Deberíamos aprender más del resto de los animales, y digo el resto porque para mi es tan absurdo hablar de "la carne y nosotros", como de "los animales y nosotros". He hablado con personas cuyo antropocentrismo los lleva a pensar en "animales, vegetales, (hongos si son más cultos), minerales, y el Hombre, así, con mayúsculas. El resto de los animales, decía, no parece en absoluto preocupado por su "aspecto físico" ni por sus olores (que encuentran útiles para sobrevivir), ni por su decrepitud. Simplemente viven aceptándose como son, y si no tienen inteligencia suficiente para "aceptarse", al menos tampoco la tienen para "negarse".
Supongo que a más de uno le sorprende (o le disgusta) ver a un perro oliendo sus propios excrementos, o a un canguro en Australia (vía National Geographic) lamiendo la orina de las hembras para descubrir si están en el momento apropiado para la cópula. No digo que deberíamos hacer lo mismo, para algo estamos dotados de un complejo "aparato analítico". Podemos resolver estos "problemas" con el intelecto. Pero, ¿podríamos al menos dejar de tener náuseas en el metro cada tarde?. ¿Podríamos reconocer en el olor de nuestros congéneres identidades y no "suciedades"?. Un día en que olvidamos de utilizar desodorante por la mañana luego de la ducha no puede ser más largo. Nos avergonzamos de nuestro propio olor.

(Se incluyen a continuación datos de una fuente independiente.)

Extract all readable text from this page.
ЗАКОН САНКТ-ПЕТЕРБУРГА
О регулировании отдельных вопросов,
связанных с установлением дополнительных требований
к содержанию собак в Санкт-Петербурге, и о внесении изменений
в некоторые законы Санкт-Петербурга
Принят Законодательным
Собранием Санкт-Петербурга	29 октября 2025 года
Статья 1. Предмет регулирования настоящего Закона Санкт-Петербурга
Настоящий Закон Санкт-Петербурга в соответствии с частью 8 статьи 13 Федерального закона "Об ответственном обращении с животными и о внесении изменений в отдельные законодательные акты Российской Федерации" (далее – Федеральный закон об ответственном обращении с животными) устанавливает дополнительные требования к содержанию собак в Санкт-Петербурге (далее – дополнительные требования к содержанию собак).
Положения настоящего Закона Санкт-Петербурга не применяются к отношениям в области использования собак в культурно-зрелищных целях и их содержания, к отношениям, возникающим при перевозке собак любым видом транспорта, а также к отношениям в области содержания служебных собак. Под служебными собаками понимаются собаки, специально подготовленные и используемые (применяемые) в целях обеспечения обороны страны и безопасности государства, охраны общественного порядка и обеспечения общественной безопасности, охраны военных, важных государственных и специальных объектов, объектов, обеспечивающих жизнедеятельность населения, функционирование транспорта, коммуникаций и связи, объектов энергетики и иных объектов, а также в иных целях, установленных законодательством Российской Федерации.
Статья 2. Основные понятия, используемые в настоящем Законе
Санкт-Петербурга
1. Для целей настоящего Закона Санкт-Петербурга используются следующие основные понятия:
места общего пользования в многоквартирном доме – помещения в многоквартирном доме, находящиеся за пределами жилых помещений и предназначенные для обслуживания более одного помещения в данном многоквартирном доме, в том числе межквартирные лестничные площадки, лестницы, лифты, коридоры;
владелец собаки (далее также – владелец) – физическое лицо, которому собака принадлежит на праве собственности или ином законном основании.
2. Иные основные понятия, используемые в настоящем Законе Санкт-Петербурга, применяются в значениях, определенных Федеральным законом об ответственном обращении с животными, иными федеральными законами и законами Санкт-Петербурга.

De allí el "desodorante", el que te quita el olor propio de tu cuerpo (o sea, tu olor) y lo esconde o lo disimula.
¿Hasta dónde hemos llegado con el desprecio de nuestros cuerpos? ¿Y hasta dónde queremos llegar?
Anorexia y Bulimia son sólo dos palabras, un poco de moda, para describir la punta del iceberg del problema del desprecio de nuestros cuerpos, dicho de otra manera, de nosotros mismos.
Alguna vez tenía que pasar
Quienes me conocen, que son pocos, saben que siempre he hablado pestes de los Blogs. ¿Qué le importa al mundo lo que pasa por la cabeza a X? (X en este caso yo mismo). Y aquí estoy, creando un Blog para contarle a quien quiera oir las tonterías que tengo cada día "in mente", a ver si logro conjurarlas.
Ya vendrán más cosas, ahora estoy probando cómo va la creación y edición, así que, a reveure!